La jeune femme coupa le contact et fit la moue en regardant à travers son pare-brise. Depuis quelques jours, le climat alternait entre rafales de vent et pluie diluvienne. Autant dire qu'elle n'avait pas vu le soleil depuis un petit moment.
Elle se glissa dans sa veste et partit au pas de course vers l'entrée à l'arrière du magasin, verrouillant sa voiture par-dessus son épaule. Puis, le garde de sécurité mettant plus d'une minute à venir lui ouvrir, elle finit tout de même trempée jusqu'aux os avant d'avoir pu se mettre au chaud.
- Et ton masque ? Demanda l'agent de sécurité en la voyant entrer.
Pour toute réponse, elle plongea sa main dans son sac et la ressortit en dressant son majeur.
- Charmant..., marmonna-t-il.
- T'avais qu'à ouvrir plus vite, répliqua-t-elle en contournant le colosse de presque deux mètres pour aller dans les vestiaires.
Elle suspendit tout d'abord sa veste au porte-manteau pour la laisser sécher, puis s'essuya le visage dans son pull kangourou, avant de le mettre sur un cintre et le remplacer par le gilet portant le logo du magasin. Elle attrapa un masque propre au fond de son casier et alla travailler, juste avant l'heure à laquelle elle devait commencer.
- Salut, lança un manager en la voyant arriver et en tendant son poing pour checker. T'as un arrivage de bâtard.
- Yay. Il était temps. On est que le 26 décembre, lança-t-elle avec ironie.
- Pourquoi nous envoyer la came pour Noël quand on peut nous l'envoyer juste après !

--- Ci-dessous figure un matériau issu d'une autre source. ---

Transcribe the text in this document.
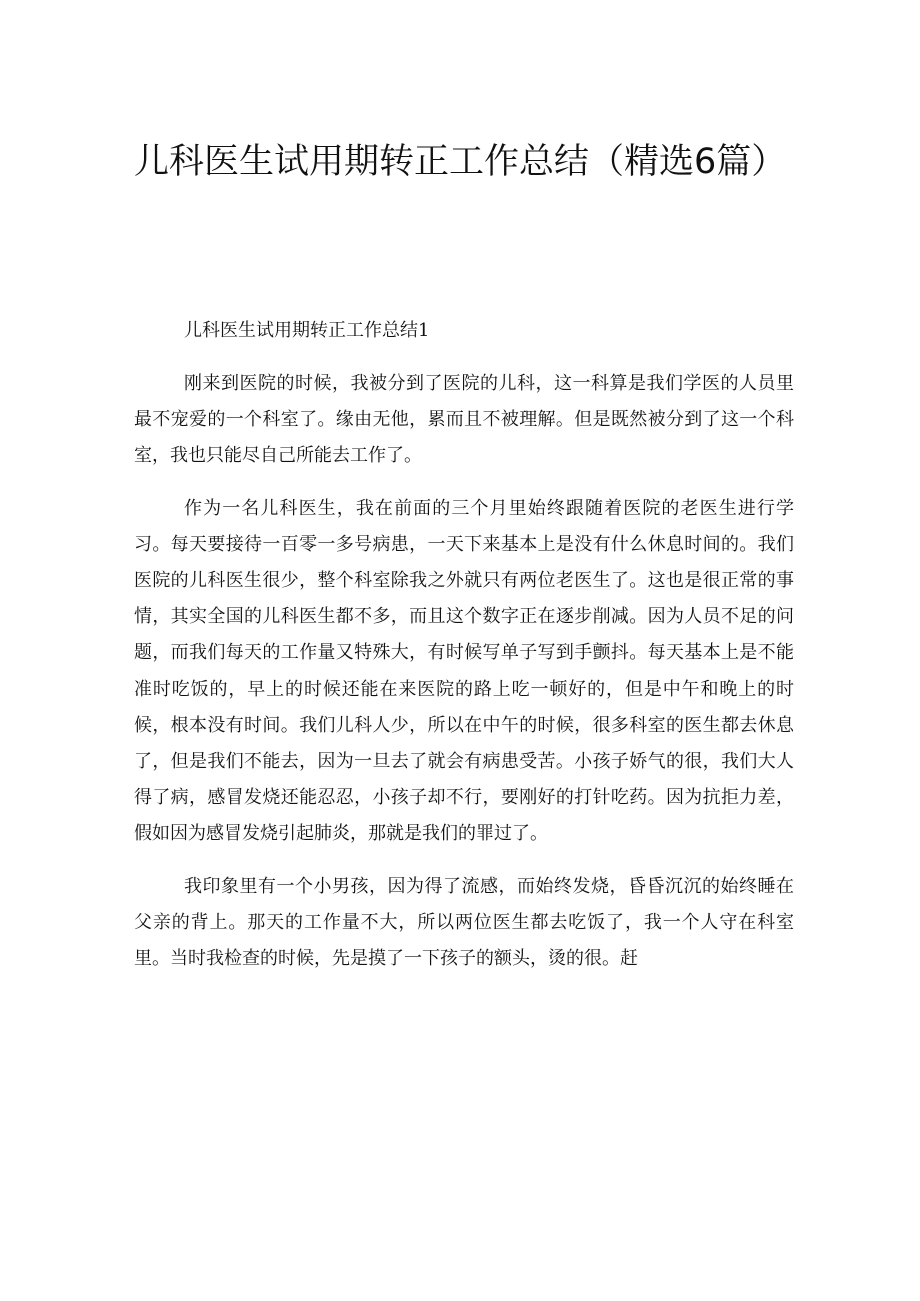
儿科医生试用期转正工作总结（精选6篇）

儿科医生试用期转正工作总结1

刚来到医院的时候，我被分到了医院的儿科，这一科算是我们学医的人员里最不宠爱的一个科室了。缘由无他，累而且不被理解。但是既然被分到了这一个科室，我也只能尽自己所能去工作了。

作为一名儿科医生，我在前面的三个月里始终跟随着医院的老医生进行学习。每天要接待一百零一多号病患，一天下来基本上是没有什么休息时间的。我们医院的儿科医生很少，整个科室除我之外就只有两位老医生了。这也是很正常的事情，其实全国的儿科医生都不多，而且这个数字正在逐步削减。因为人员不足的问题，而我们每天的工作量又特殊大，有时候写单子写到手颤抖。每天基本上是不能准时吃饭的，早上的时候还能在来医院的路上吃一顿好的，但是中午和晚上的时候，根本没有时间。我们儿科人少，所以在中午的时候，很多科室的医生都去休息了，但是我们不能去，因为一旦去了就会有病患受苦。小孩子娇气的很，我们大人得了病，感冒发烧还能忍忍，小孩子却不行，要刚好的打针吃药。因为抗拒力差，假如因为感冒发烧引起肺炎，那就是我们的罪过了。

我印象里有一个小男孩，因为得了流感，而始终发烧，昏昏沉沉的始终睡在父亲的背上。那天的工作量不大，所以两位医生都去吃饭了，我一个人守在科室里。当时我检查的时候，先是摸了一下孩子的额头，烫的很。赶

Elle lâcha un rire jaune et se mit à allumer ses ordinateurs, lançant la musique à pleine balle. S'occupant de la section Audio du magasin, elle était chargée de mettre de l'ambiance et, avant l'ouverture, elle s'amusait à diffuser de la musique punchy. Pour "motiver les troupes", aimait-elle à dire. Et c'est au son de la Motown qu'elle commença à vider ses caisses.
Dans le commerce, il y a des dates qu'on sait à l'avance comment ça va se passer. On sait que pour le Black Friday, on sera à court de bras. On sait qu'en Février, en dehors des vacances scolaires, on va bâiller aux corneilles. On sait aussi qu'un 26 décembre, c'est pénible. Il y a beaucoup de monde, et les gens ne comprennent pas qu'on n'ait plus tel ou tel produit, comme si on les avait attendus avant de se faire dévaliser. Et avec la fatigue cumulée depuis un mois, on a tendance à être à fleur de peau. La preuve, le matin-même avec l'agent de sécurité.

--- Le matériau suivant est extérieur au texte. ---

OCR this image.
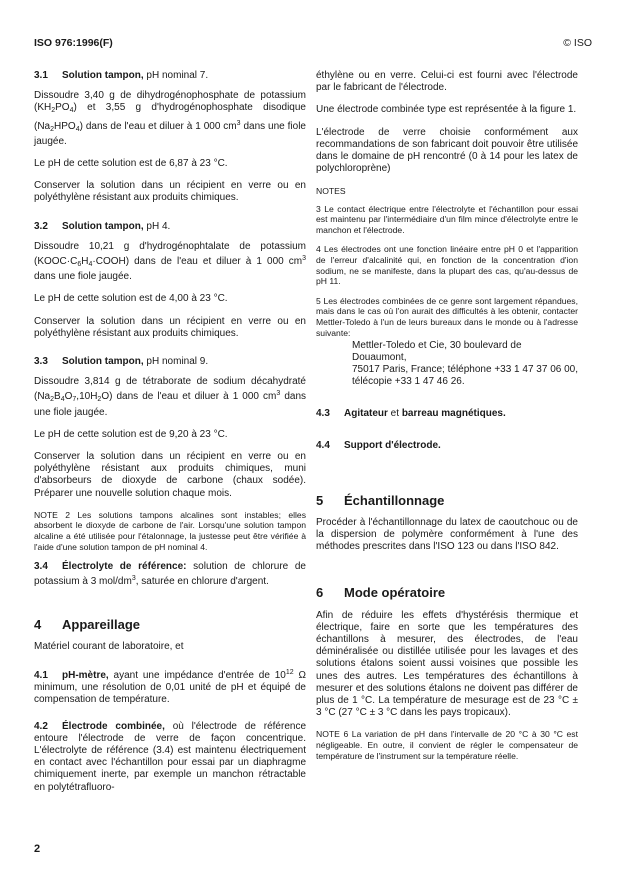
ISO 976:1996(F)	© ISO
3.1 Solution tampon, pH nominal 7.

Dissoudre 3,40 g de dihydrogénophosphate de potassium $(KH_2PO_4)$ et 3,55 g d'hydrogénophosphate disodique $(Na_2HPO_4)$ dans de l'eau et diluer à 1 000 $cm^3$ dans une fiole jaugée.

Le pH de cette solution est de 6,87 à 23 °C.

Conserver la solution dans un récipient en verre ou en polyéthylène résistant aux produits chimiques.

3.2 Solution tampon, pH 4.

Dissoudre 10,21 g d'hydrogénophtalate de potassium $(KOOC\cdot C_6H_4\cdot COOH)$ dans de l'eau et diluer à 1 000 $cm^3$ dans une fiole jaugée.

Le pH de cette solution est de 4,00 à 23 °C.

Conserver la solution dans un récipient en verre ou en polyéthylène résistant aux produits chimiques.

3.3 Solution tampon, pH nominal 9.

Dissoudre 3,814 g de tétraborate de sodium décahydraté $(Na_2B_4O_7,10H_2O)$ dans de l'eau et diluer à 1 000 $cm^3$ dans une fiole jaugée.

Le pH de cette solution est de 9,20 à 23 °C.

Conserver la solution dans un récipient en verre ou en polyéthylène résistant aux produits chimiques, muni d'absorbeurs de dioxyde de carbone (chaux sodée). Préparer une nouvelle solution chaque mois.

NOTE 2 Les solutions tampons alcalines sont instables; elles absorbent le dioxyde de carbone de l'air. Lorsqu'une solution tampon alcaline a été utilisée pour l'étalonnage, la justesse peut être vérifiée à l'aide d'une solution tampon de pH nominal 4.

3.4 Électrolyte de référence: solution de chlorure de potassium à 3 mol/$dm^3$, saturée en chlorure d'argent.

4 Appareillage

Matériel courant de laboratoire, et

4.1 pH-mètre, ayant une impédance d'entrée de $10^{12}$ Ω minimum, une résolution de 0,01 unité de pH et équipé de compensation de température.

4.2 Électrode combinée, où l'électrode de référence entoure l'électrode de verre de façon concentrique. L'électrolyte de référence (3.4) est maintenu électriquement en contact avec l'échantillon pour essai par un diaphragme chimiquement inerte, par exemple un manchon rétractable en polytétrafluoro-

éthylène ou en verre. Celui-ci est fourni avec l'électrode par le fabricant de l'électrode.

Une électrode combinée type est représentée à la figure 1.

L'électrode de verre choisie conformément aux recommandations de son fabricant doit pouvoir être utilisée dans le domaine de pH rencontré (0 à 14 pour les latex de polychloroprène)

NOTES

3 Le contact électrique entre l'électrolyte et l'échantillon pour essai est maintenu par l'intermédiaire d'un film mince d'électrolyte entre le manchon et l'électrode.

4 Les électrodes ont une fonction linéaire entre pH 0 et l'apparition de l'erreur d'alcalinité qui, en fonction de la concentration d'ion sodium, ne se manifeste, dans la plupart des cas, qu'au-dessus de pH 11.

5 Les électrodes combinées de ce genre sont largement répandues, mais dans le cas où l'on aurait des difficultés à les obtenir, contacter Mettler-Toledo à l'un de leurs bureaux dans le monde ou à l'adresse suivante:

Mettler-Toledo et Cie, 30 boulevard de Douaumont,

75017 Paris, France; téléphone +33 1 47 37 06 00,

télécopie +33 1 47 46 26.

4.3 Agitateur et barreau magnétiques.

4.4 Support d'électrode.

5 Échantillonnage

Procéder à l'échantillonnage du latex de caoutchouc ou de la dispersion de polymère conformément à l'une des méthodes prescrites dans l'ISO 123 ou dans l'ISO 842.

6 Mode opératoire

Afin de réduire les effets d'hystérésis thermique et électrique, faire en sorte que les températures des échantillons à mesurer, des électrodes, de l'eau déminéralisée ou distillée utilisée pour les lavages et des solutions étalons soient aussi voisines que possible les unes des autres. Les températures des échantillons à mesurer et des solutions étalons ne doivent pas différer de plus de 1 °C. La température de mesurage est de 23 °C ± 3 °C (27 °C ± 3 °C dans les pays tropicaux).

NOTE 6 La variation de pH dans l'intervalle de 20 °C à 30 °C est négligeable. En outre, il convient de régler le compensateur de température de l'instrument sur la température réelle.

2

Il y a donc certains moments de la journée qui sont sacrés et qu'on attend avec impatience. Comme la pause déjeuner. Ou la pause de l'après-midi. Ou la pause clope. En bref, tout ce qui commence par le mot "pause". Et être dérangé en période de Noël pendant sa pause déjeuner, est assez mal reçu. Alors quand la jeune femme leva les yeux de son café et qu'elle vit la tête de son collègue se glisser dans la pièce, elle fit immédiatement la moue.
- Désolé de te déranger... commença-t-il. Y'a un Asiat' qui parle pas français...
- Je parle pas l'Asiat', fit-elle remarquer en buvant un gorgée de sa boisson chaude.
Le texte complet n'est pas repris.